Lesson #2: Public-private partnership enhances probability of success
Public-private partnerships played a critical role in ESGP and GRI. They ensured that R&D was effectively directed and helped speed the diffusion of research findings and associated technologies.20 Terry Engelder, a geologist at Penn State University who conducted government-funded research documenting the behavior of underground fracturing, said this:22
“The Government got it really right. In terms of a symbol of an effective public-private venture, it’s shale gas.”
– Terry Englender, Department of Geology, Penn State University
While the private sector – e.g., Mitchell Energy – generally drove applied R&D, there were multiple instances throughout the development process when federal applied R&D made significant contributions and led to additional innovation. Dan Steward from Mitchell Energy, as noted above, acknowledged the broad role played by DOE in helping Mitchell commercialize the technology, but he also discussed the vital role of government at various stages in the development process as described below.23
“They helped us to evaluate how much gas was there, and evaluate the critical properties as compared to Devoninan shale of Appalachia basin. They helped us with our first horizontal well. They helped us with pressure build-ups. And we worked with them on crack mapping.”
– Dan Steward, former Executive Vice President, Mitchell Energy
The partnership extended to funding as well. Estimates of funding to support the technology development and commercialization efforts are summarized in Figure 3. As noted, early funding for work at low TRL levels was dominated by direct DOE expenditures. As TRLs increased to the TRL 4 – 7 range, the GRI public-private partnership became the dominant source of funding. Data regarding direct industry funding are not available, but gas production provides a good surrogate for spending by industry. As noted, gas production increases rapidly as TRLs increase beyond TRL 7, at which point DOE and GRI funding ends and industry moves the technology into full commercial operation.
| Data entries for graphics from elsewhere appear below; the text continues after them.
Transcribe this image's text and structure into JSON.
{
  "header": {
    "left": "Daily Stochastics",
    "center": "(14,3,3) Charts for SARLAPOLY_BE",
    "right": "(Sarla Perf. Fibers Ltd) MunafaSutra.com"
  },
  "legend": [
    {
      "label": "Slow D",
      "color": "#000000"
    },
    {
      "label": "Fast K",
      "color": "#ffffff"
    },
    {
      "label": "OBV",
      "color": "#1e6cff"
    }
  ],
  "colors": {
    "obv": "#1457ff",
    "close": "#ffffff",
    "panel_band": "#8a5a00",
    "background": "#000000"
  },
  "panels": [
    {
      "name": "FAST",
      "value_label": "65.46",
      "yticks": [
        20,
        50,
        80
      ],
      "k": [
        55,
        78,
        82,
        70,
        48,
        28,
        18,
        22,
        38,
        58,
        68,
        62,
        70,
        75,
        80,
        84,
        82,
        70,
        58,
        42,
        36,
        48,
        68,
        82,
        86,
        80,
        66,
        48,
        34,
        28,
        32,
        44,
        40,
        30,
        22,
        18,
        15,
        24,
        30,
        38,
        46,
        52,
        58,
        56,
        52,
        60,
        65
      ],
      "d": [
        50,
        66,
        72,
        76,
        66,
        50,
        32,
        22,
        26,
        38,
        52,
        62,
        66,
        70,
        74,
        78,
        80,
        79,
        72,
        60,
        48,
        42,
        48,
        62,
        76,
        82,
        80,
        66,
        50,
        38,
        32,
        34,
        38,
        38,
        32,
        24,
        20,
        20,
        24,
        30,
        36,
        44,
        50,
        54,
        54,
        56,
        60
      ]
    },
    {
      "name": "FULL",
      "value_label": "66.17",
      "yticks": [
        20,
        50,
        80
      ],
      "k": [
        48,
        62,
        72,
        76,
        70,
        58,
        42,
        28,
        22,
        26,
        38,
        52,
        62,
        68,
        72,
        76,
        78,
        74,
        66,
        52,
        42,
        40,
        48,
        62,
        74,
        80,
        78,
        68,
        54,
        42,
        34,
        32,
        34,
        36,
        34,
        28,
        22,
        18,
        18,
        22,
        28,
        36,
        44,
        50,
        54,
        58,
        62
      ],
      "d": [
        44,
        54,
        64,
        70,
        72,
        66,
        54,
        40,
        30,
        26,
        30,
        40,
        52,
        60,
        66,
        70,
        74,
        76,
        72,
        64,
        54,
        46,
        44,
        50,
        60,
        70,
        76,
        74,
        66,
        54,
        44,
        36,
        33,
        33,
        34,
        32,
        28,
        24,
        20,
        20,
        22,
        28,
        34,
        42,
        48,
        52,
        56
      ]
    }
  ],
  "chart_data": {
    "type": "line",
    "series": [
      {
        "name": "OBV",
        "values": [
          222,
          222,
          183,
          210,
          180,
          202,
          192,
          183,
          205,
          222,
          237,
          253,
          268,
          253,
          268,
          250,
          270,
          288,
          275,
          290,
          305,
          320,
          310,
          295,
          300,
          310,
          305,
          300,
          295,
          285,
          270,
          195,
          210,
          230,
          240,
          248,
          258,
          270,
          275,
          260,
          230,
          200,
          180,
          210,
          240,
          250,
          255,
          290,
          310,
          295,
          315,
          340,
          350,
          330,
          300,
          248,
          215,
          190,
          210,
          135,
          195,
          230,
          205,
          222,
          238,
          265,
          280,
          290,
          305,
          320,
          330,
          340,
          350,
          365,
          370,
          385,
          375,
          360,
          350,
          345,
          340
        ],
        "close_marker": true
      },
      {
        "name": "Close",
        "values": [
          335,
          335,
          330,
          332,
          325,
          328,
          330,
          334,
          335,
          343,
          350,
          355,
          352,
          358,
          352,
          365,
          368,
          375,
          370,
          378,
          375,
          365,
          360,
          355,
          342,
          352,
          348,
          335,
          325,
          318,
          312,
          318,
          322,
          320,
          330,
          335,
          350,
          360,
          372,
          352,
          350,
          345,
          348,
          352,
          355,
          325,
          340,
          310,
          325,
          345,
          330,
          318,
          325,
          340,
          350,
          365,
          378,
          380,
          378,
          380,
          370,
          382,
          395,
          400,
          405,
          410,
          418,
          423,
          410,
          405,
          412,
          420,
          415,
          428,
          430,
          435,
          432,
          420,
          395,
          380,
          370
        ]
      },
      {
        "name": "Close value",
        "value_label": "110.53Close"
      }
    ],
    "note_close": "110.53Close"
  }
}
Figure 3. Summary of R&D funding and tax incentives that contributed to the development of shale gas extraction technology24
Lesson #3: Energy technology development takes time, but it’s worth it
While the main focus of Figure 3 is the financial commitment associated with development of technologies for gas extraction from unconventional sources, the time required for ultimate commercialization also provides a significant message. Global events and markets hinted that something needed to be done regarding natural gas supplies in the early 1970s. This prompted initiation of R&D in the late 1970s that led to successful commercialization in the 2000s. Making it through such a long process required vision and persistence on the part of both government policy makers and scientists as well as commercial interests such as George Mitchell. Because the process took so long, there were many opportunities to abandon the effort along the way. In the end, their vision and persistence were proven worthwhile. As noted above, shale gas provides approximately $100 billion of benefit to consumers each year. Even if the cost estimates included in Figure 3 are low by a factor of two, the expenditures were clearly an excellent investment in terms of both time and money. The suite of Fracturing technologies have been instrumental in propelling the United States to become the world’s top producer of oil and natural gas.